Saturday, December 18, 2010

Autumn Pear Bread



It is so sad to say goodbye to many of the farmers' markets at the start of fall. So it is nice that pears hit their peak right about this time to keep us satisfied with some "fall fruit". I made this almost every week when Shane was in the academy. He and his carpool buddy would eat almost the entire loaf on their drive. Needless to say he really likes this bread.

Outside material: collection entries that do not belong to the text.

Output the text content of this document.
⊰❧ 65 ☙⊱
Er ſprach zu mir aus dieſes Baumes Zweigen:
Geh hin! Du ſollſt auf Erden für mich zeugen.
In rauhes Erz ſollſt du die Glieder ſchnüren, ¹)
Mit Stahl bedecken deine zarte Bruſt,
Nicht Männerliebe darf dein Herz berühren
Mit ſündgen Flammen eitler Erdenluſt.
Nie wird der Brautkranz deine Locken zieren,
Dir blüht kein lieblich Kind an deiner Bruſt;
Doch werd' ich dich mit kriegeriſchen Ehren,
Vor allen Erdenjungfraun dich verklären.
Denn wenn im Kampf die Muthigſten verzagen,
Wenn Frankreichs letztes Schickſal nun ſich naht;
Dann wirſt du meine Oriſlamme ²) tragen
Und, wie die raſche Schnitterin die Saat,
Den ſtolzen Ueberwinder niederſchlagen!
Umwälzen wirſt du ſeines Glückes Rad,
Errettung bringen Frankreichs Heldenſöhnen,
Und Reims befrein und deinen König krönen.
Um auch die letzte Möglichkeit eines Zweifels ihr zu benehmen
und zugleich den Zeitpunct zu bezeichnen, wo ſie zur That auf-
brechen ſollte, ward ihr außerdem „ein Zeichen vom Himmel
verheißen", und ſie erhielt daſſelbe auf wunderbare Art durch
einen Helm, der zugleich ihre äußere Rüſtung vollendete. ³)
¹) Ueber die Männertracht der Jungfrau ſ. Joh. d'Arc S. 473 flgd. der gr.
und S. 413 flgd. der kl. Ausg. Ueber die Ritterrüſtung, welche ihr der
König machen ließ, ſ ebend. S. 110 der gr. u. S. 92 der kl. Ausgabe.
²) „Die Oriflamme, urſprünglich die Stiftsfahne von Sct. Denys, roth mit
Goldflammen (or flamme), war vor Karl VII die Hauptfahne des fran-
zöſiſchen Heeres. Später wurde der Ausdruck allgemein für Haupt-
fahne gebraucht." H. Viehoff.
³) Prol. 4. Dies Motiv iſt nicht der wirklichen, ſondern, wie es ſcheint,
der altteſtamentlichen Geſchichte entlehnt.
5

The original recipe calls to make it into 2 small loaf pans, but I always make it in a full-size.

Autumn Pear Bread
Serves: 16; Serving Size: 1/16th slice of loaf/ 1/8th in mini loaf pans
Nutritional Info (per serving): 173 calories, 7 g fat (4 g saturated fat), 42 mg cholesterol, 208 mg sodium, 26 g carbohydrate, 1 g fiber, 3 g protein

Ingredients
2 cups all-purpose flour
1 cup sugar
1 teaspoon baking powder
1/2 teaspoon baking soda
1/2 teaspoon salt
1/8 teaspoon ground nutmeg
1/2 cup cold butter
2 eggs
1/4 cup buttermilk
1 teaspoon Vanilla Extract
1 cup finely chopped peeled ripe pears

Directions
1. In a large bowl, combine the flour, sugar, baking powder, baking soda, salt and nutmeg; cut in butter until mixture resembles coarse crumbs.
2. Combine the eggs, buttermilk and vanilla; stir into the flour mixture just until moistened. Fold in pears.
3. Spoon into two greased 5-3/4-in. x 3-in. x 2-in. loaf pans. Bake at 350° for 35-40 minutes or until a toothpick inserted near the center comes out clean. Cool for 10 minutes before removing from pans to wire racks to cool completely.